Without question, the newsroom is losing some very good folks today as the Herald-Leader contracts in response to the recession that has gripped so many businesses, including our advertisers. Their many contributions will be missed, but I am certain that the Herald-Leader’s commitment to delivering quality local reporting to you will not waver.
Along with encouraging public-service journalism, one of the best parts of the editor’s job has been getting to know you, the audience of the Herald-Leader and Kentucky.com. Even though we didn’t always agree, I’ve learned a great deal about the state and how to serve you better because many of you have taken the time to get in touch. Thank you for sharing your thoughts and ideas with me. I will miss our conversations. I hope you will continue to contact Peter Baniak at pbaniak@herald-leader.com , the deputy managing editor, as he steers the newsroom in the coming weeks.

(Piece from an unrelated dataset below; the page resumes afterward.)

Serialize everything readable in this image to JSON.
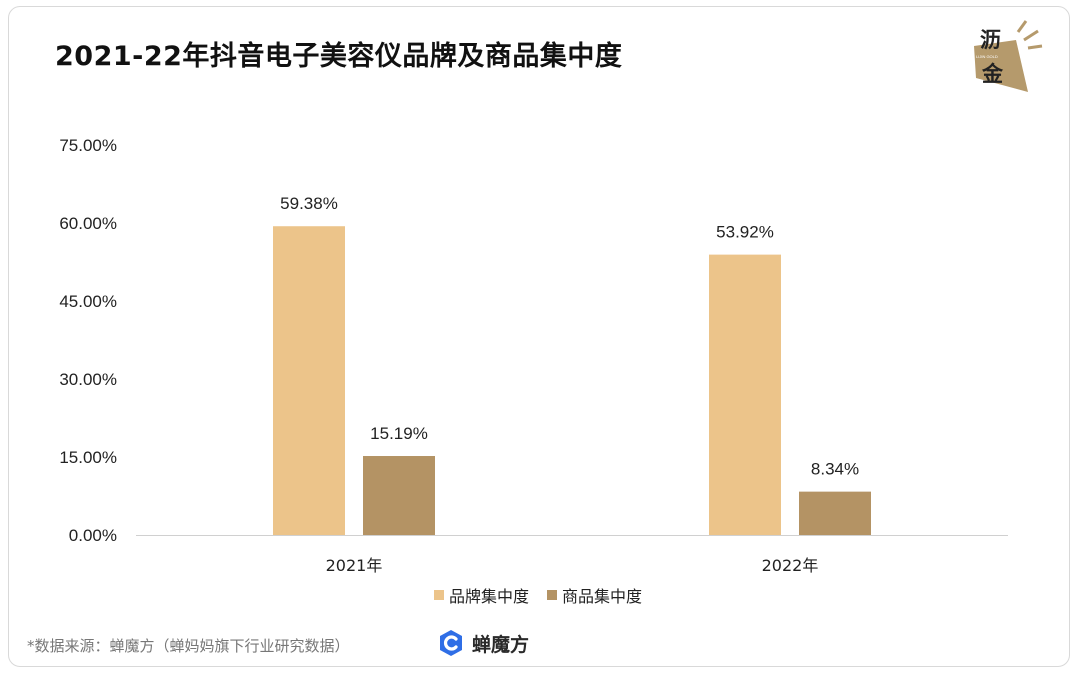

I also will miss Kentucky. I fell in love with the place the first time I flew into Blue Grass Airport almost 20 years ago and saw the white fences and chestnut horses, looking for all the world look like the toy farm with plastic animals I had as a child. Up close and personal, the state has been even better than I imagined, whether that’s meant sampling burgoo while rooting for the horses at Keeneland or scrambling up the Indian Stairway at the Red River Gorge.
Thanks to my fond memories of you and the Herald-Leader’s talented staff, I will keep a bit of the Bluegrass with me, even as I move to the Valley of the Sun.